Justice, perception et République: le défi de la reddition des comptes

Par Mamadou Sèye

Au Sénégal, la reddition des comptes, tant attendue, se heurte à un paradoxe : elle obéit au droit, mais ne convainc pas la conscience collective. La loi permet le cautionnement, mais l’opinion soupçonne la complicité. Le pouvoir, en choisissant la voie du recouvrement, doit veiller à ne pas perdre l’adhésion du peuple qui a rendu l’alternance possible.

« Ce n’est pas la vérité qui fait la justice, c’est la justice qui fait la vérité dans l’ordre du politique », écrivait Paul Ricœur. Or, en ces premiers mois d’alternance, c’est ce délicat équilibre entre vérité légale et justice ressentie qui vacille sous nos yeux. Le Sénégal a promis, voulu, exigé la reddition des comptes. Le peuple a espéré non pas une revanche, mais un sursaut moral. Il attendait non pas la guillotine, mais une République qui se regarde enfin dans un miroir propre.

Et pourtant, depuis quelques jours, un sentiment d’étrangeté s’installe.

Le président du Conseil d’administration de l’IPRES, Mamadou Racine Sy, a versé 797 millions de francs CFA à la Caisse de Dépôt et de Consignation pour échapper à la prison. Ce geste, juridiquement encadré, alimente pourtant une rumeur insistante : « s’il peut payer autant, c’est qu’il en a gardé davantage ». L’opinion raisonne avec une logique frustre mais puissante : on ne rend pas une somme volée, on négocie sa liberté. Et dans l’imaginaire populaire, un voleur qui paie un milliard a volé trois. Voilà le mal.
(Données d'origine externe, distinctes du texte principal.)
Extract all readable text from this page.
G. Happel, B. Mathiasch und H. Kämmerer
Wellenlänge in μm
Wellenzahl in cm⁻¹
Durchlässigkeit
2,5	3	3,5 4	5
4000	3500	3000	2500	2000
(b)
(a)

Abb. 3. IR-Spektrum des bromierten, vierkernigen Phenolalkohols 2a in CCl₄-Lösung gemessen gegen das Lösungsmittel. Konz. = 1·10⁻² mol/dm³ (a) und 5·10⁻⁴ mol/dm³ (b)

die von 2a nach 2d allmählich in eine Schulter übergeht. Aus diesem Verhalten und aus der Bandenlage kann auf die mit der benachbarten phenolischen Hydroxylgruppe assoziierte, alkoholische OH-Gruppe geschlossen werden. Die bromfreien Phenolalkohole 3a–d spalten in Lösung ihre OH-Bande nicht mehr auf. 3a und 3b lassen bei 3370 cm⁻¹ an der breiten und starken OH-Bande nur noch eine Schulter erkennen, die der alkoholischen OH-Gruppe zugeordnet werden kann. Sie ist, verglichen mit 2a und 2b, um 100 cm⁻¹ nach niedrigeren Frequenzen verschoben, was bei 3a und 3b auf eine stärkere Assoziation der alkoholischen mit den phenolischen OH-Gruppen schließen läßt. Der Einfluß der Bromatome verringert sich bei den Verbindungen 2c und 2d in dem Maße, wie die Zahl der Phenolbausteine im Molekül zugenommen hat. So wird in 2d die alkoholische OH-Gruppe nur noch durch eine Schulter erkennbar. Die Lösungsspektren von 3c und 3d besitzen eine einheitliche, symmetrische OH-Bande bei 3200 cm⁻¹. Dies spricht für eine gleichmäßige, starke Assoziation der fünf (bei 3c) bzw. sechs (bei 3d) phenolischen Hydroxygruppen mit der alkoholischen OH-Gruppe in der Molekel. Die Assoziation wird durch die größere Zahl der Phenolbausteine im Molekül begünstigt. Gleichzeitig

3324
Ce n’est pas tant la loi qui choque, c’est la perception qu’elle ne s’applique pas de la même manière à tous. La question du deux poids deux mesures ressurgit. Pourquoi certains, comme Tahirou Sarr ou Farba Ngom, se sont-ils vu refuser le bénéfice du cautionnement malgré des propositions chiffrées à plusieurs milliards ? Pourquoi d’autres en bénéficient-ils ? Et pourquoi cet argent transite-t-il par la Caisse de Dépôt et de Consignation, sans communication claire sur sa destination ni sur son rôle dans le processus de réparation ?

Le ministre de la Justice avait annoncé une orientation claire : recouvrer l’argent volé plutôt que remplir les prisons. Une option pragmatique, lucide, et peut-être la plus utile à la Nation. Mais à une condition : que cela ne ressemble pas à une monétisation de la liberté. La justice ne peut devenir une foire aux enchères où les plus fortunés négocient leur salut là où les faibles payent comptant, en années de détention.

Paul Ricœur, encore lui, parlait du « juste comme médiation entre la légalité et la moralité ». Voilà le nœud. Une mesure peut être conforme au droit, tout en étant moralement inaudible. Ce divorce entre la règle et la conscience collective crée une brèche. Et dans cette brèche s’engouffre le soupçon, ce poison lent qui finit par délégitimer toute institution, fut-elle portée par une alternance pleine d’espérance.

Il ne s’agit pas de contester la loi, mais de la replacer dans un horizon d’intelligibilité pour le peuple. Car la justice, dans une République digne, ne doit pas seulement être rendue, elle doit être crue.

Camarade — ou plutôt, ancien révolutionnaire devenu gardien des exigences de la conscience publique —, l’histoire nous apprend que les ruptures ne durent que si elles réparent. Le pouvoir nouveau, auquel nous voulons réussir à croire sans aveuglement, doit comprendre que l’adhésion populaire ne repose pas sur des circulaires, mais sur le sentiment profond que le bien commun l’emporte enfin sur les arrangements d’arrière-cour.

Les Sénégalais ne demandent pas des têtes, ils demandent que l’honneur collectif soit restauré. Cela suppose que ceux qui ont pris ce qui ne leur appartenait pas restituent réellement, et que la justice cesse d’apparaître comme une transaction entre élites.

La République n’a pas besoin de martyrs, mais d’exemples. Ce moment est une chance historique pour inscrire la justice non pas dans les manuels, mais dans les mémoires. Une occasion de faire de la reddition des comptes le socle d’une nouvelle culture de l’Etat. Non plus celle des privilèges, mais celle des principes.

La Révolution, disait Gramsci, est ce moment où « le vieux monde se meurt, le nouveau tarde à apparaître, et dans ce clair-obscur surgissent les monstres ». Ce clair-obscur est devant nous. Il nous appartient, à nous tous, d’y faire surgir la lumière.